Another modality, multisection CT, is currently gaining momentum in the diagnosis of aortic stenosis and occlusive aortic diseases compared to conventional aortography. It allows visualization of the aorta, and its branches and collaterals as well as wall calcification and intraluminal thrombus in a single session. CT is also useful for looking at the causes, examine the para-aortic region and follow up patient post-intervention [11,12]. The imaging is even faster and provides high-quality arterial phase data which could be used for three-dimensional reformations. Such reformations are very useful in pre-operative planning [11]. Other useful modality includes Doppler ultrasonography. It is good for the assessment of vessel wall thickness and signs of vessel inflammation, like the one caused by vasculitis [12].

Treatment of TOAA includes medical management of the symptoms, especially hypertension and vasculitis [13]. Primary definitive management of aortic occlusion is the surgical intervention which includes aorta-aortic bypass, patch aortoplasty, aortic endarterectomy, aorto-bi femoral bypass, extra-anatomical bypass and visceral artery reconstruction [3,8,9,13]. The success rate of surgery is good, with normalization of the blood pressure is noted in up to 70% of cases. However, in the case of infective or inflammatory cause of stenosis, the surgery is recommended to be postponed until the active phase of vasculitis is over[14]. Surgical management of the chronic infrarenal and suprarenal chronic aortic occlusion have peri-procedural mortality of approximately 5% and 23% respectively [9,15]. Surgical treatment is associated with longer hospitalization and longer recovery[7]. Meanwhile, endovascular intervention is also gaining some momentum in providing minimally invasive intervention in a selected group of patients especially those without mesenteric or renal arteries involvement [8,13]. The technical success of endovascular intervention of infrarenal TOAA is 73% - 93% [7]. Severe aortic calcification is the independent determinant of interventional failure [7]. Hemodynamic of the aorta and cardiovascular system shows improvement immediately after revascularization in the case of infrarenal TOAA [3]. Therefore, with proper management, the clinical condition of the patient could be improved, and severe complication prevented.

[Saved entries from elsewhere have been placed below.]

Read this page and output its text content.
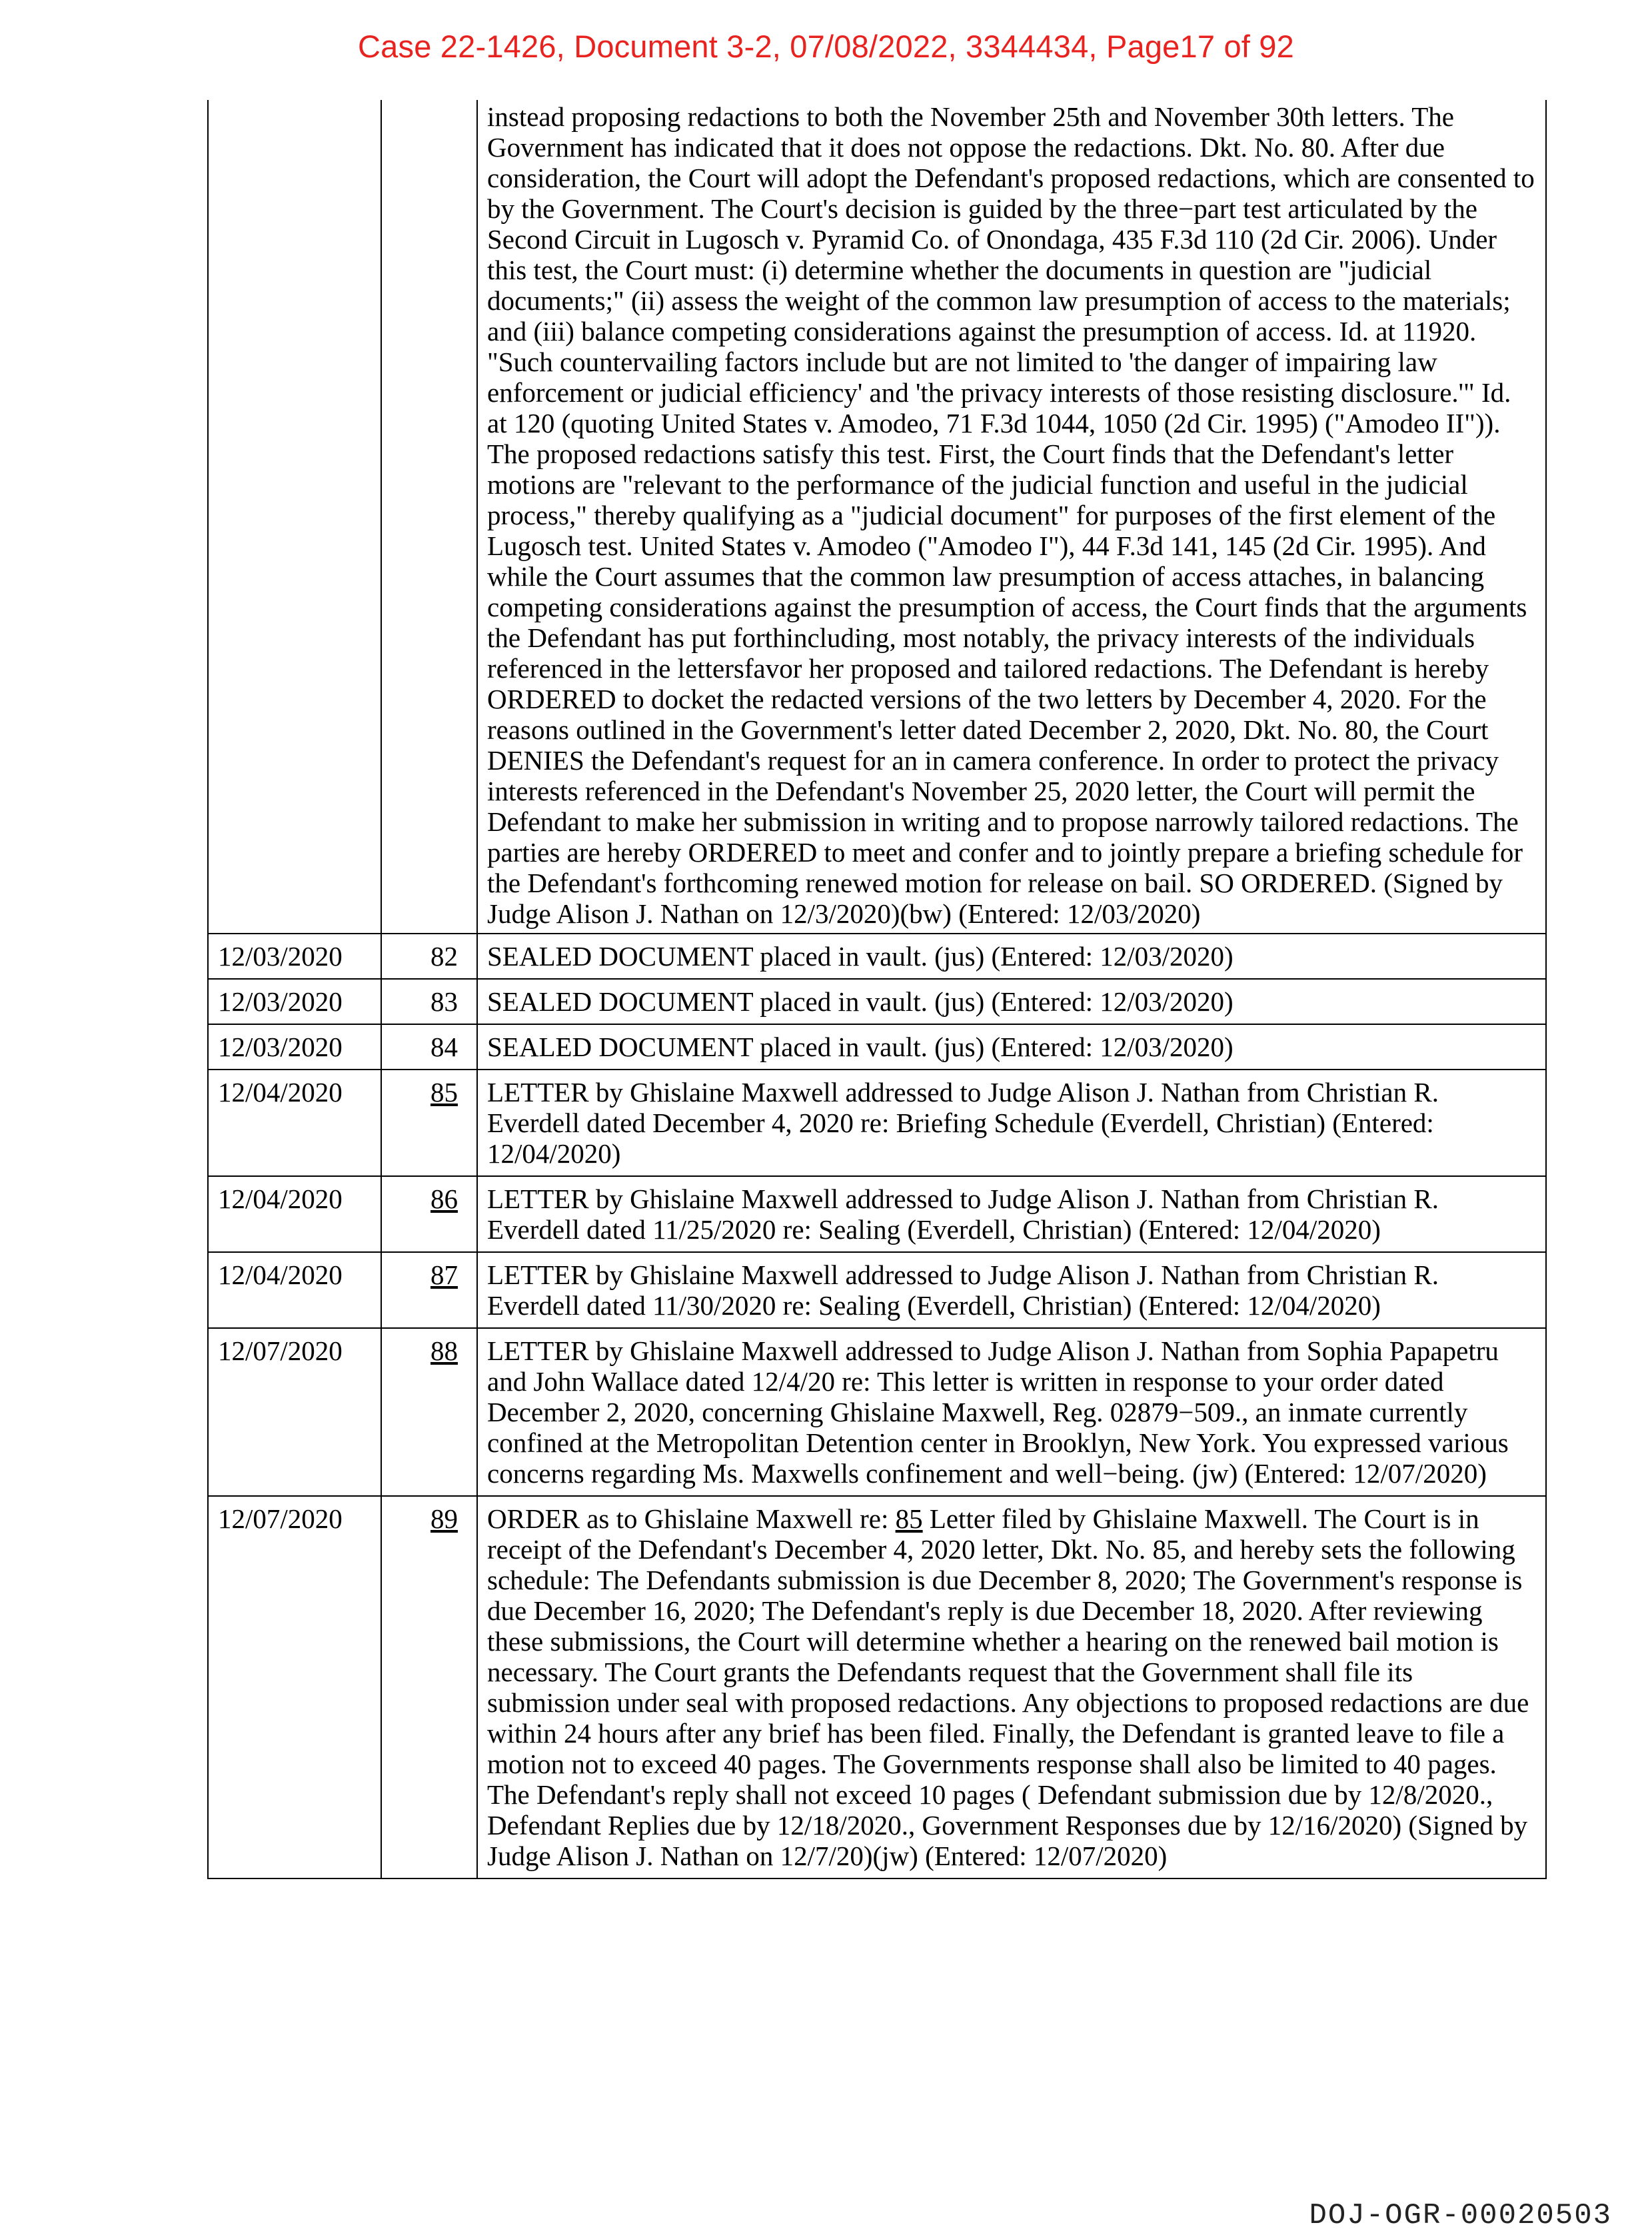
Case 22-1426, Document 3-2, 07/08/2022, 3344434, Page17 of 92
		instead proposing redactions to both the November 25th and November 30th letters. The Government has indicated that it does not oppose the redactions. Dkt. No. 80. After due consideration, the Court will adopt the Defendant's proposed redactions, which are consented to by the Government. The Court's decision is guided by the three−part test articulated by the Second Circuit in Lugosch v. Pyramid Co. of Onondaga, 435 F.3d 110 (2d Cir. 2006). Under this test, the Court must: (i) determine whether the documents in question are "judicial documents;" (ii) assess the weight of the common law presumption of access to the materials; and (iii) balance competing considerations against the presumption of access. Id. at 11920. "Such countervailing factors include but are not limited to 'the danger of impairing law enforcement or judicial efficiency' and 'the privacy interests of those resisting disclosure.'" Id. at 120 (quoting United States v. Amodeo, 71 F.3d 1044, 1050 (2d Cir. 1995) ("Amodeo II")). The proposed redactions satisfy this test. First, the Court finds that the Defendant's letter motions are "relevant to the performance of the judicial function and useful in the judicial process," thereby qualifying as a "judicial document" for purposes of the first element of the Lugosch test. United States v. Amodeo ("Amodeo I"), 44 F.3d 141, 145 (2d Cir. 1995). And while the Court assumes that the common law presumption of access attaches, in balancing competing considerations against the presumption of access, the Court finds that the arguments the Defendant has put forthincluding, most notably, the privacy interests of the individuals referenced in the lettersfavor her proposed and tailored redactions. The Defendant is hereby ORDERED to docket the redacted versions of the two letters by December 4, 2020. For the reasons outlined in the Government's letter dated December 2, 2020, Dkt. No. 80, the Court DENIES the Defendant's request for an in camera conference. In order to protect the privacy interests referenced in the Defendant's November 25, 2020 letter, the Court will permit the Defendant to make her submission in writing and to propose narrowly tailored redactions. The parties are hereby ORDERED to meet and confer and to jointly prepare a briefing schedule for the Defendant's forthcoming renewed motion for release on bail. SO ORDERED. (Signed by Judge Alison J. Nathan on 12/3/2020)(bw) (Entered: 12/03/2020)
12/03/2020	82	SEALED DOCUMENT placed in vault. (jus) (Entered: 12/03/2020)
12/03/2020	83	SEALED DOCUMENT placed in vault. (jus) (Entered: 12/03/2020)
12/03/2020	84	SEALED DOCUMENT placed in vault. (jus) (Entered: 12/03/2020)
12/04/2020	85	LETTER by Ghislaine Maxwell addressed to Judge Alison J. Nathan from Christian R. Everdell dated December 4, 2020 re: Briefing Schedule (Everdell, Christian) (Entered: 12/04/2020)
12/04/2020	86	LETTER by Ghislaine Maxwell addressed to Judge Alison J. Nathan from Christian R. Everdell dated 11/25/2020 re: Sealing (Everdell, Christian) (Entered: 12/04/2020)
12/04/2020	87	LETTER by Ghislaine Maxwell addressed to Judge Alison J. Nathan from Christian R. Everdell dated 11/30/2020 re: Sealing (Everdell, Christian) (Entered: 12/04/2020)
12/07/2020	88	LETTER by Ghislaine Maxwell addressed to Judge Alison J. Nathan from Sophia Papapetru and John Wallace dated 12/4/20 re: This letter is written in response to your order dated December 2, 2020, concerning Ghislaine Maxwell, Reg. 02879−509., an inmate currently confined at the Metropolitan Detention center in Brooklyn, New York. You expressed various concerns regarding Ms. Maxwells confinement and well−being. (jw) (Entered: 12/07/2020)
12/07/2020	89	ORDER as to Ghislaine Maxwell re: 85 Letter filed by Ghislaine Maxwell. The Court is in receipt of the Defendant's December 4, 2020 letter, Dkt. No. 85, and hereby sets the following schedule: The Defendants submission is due December 8, 2020; The Government's response is due December 16, 2020; The Defendant's reply is due December 18, 2020. After reviewing these submissions, the Court will determine whether a hearing on the renewed bail motion is necessary. The Court grants the Defendants request that the Government shall file its submission under seal with proposed redactions. Any objections to proposed redactions are due within 24 hours after any brief has been filed. Finally, the Defendant is granted leave to file a motion not to exceed 40 pages. The Governments response shall also be limited to 40 pages. The Defendant's reply shall not exceed 10 pages ( Defendant submission due by 12/8/2020., Defendant Replies due by 12/18/2020., Government Responses due by 12/16/2020) (Signed by Judge Alison J. Nathan on 12/7/20)(jw) (Entered: 12/07/2020)
DOJ-OGR-00020503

There is no established correlation between peripheral arterial disease with intracranial aneurysm in published literature. The intracranial saccular aneurysm has an incidence of 1% -2% in general populations [16]. Unruptured cerebral aneurysms are found in 3 – 8% of the general population [17]. The Anterior Communication artery (ACom) is one of the common sites for the cerebral aneurysm, especially in adults [16,18]. ACOM aneurysm is also associated with a higher risk of rupture [17]. Subarachnoid haemorrhage (SAH) secondary to aneurysm rupture associated with high morbidity and mortality. ACom aneurysm is diagnosed in 22% -30% of patients presented with SAH [17].

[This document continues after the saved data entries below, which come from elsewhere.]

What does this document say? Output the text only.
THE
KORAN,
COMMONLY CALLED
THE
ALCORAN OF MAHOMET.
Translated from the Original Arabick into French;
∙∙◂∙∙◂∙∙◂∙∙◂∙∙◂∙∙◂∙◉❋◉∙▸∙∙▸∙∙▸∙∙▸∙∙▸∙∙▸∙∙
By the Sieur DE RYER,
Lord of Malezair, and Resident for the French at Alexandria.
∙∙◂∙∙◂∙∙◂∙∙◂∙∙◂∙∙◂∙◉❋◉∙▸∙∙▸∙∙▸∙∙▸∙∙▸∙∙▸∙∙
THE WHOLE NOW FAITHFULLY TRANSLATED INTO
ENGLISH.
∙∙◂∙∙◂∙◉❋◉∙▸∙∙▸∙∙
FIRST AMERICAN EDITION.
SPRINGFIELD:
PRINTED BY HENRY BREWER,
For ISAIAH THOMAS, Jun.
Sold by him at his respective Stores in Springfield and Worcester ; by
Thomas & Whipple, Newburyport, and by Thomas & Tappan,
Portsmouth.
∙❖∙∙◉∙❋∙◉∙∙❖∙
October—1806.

In conclusion, TOAA secondary to aortoiliac occlusive disease with an associated intracranial aneurysm is never reported in the literature to date. This case highlights the possibility of association between these two conditions which may benefit from further research.

Author contribution

CN and AAW prepared and wrote this article. CN and JH involved in managing the patient, preparing the figures, providing the radiological descriptions and editing the final manuscript. CYN wrote and revised the manuscript as well as acted as the corresponding author. All authors have access to the manuscript and had agreed to publish it as in the current form.

Funding

The author(s) received no financial support for the research, authorship, and/or publication of this article.

Patient consent

Written informed consent was obtained from the patient's next of kin for the publication of this case report.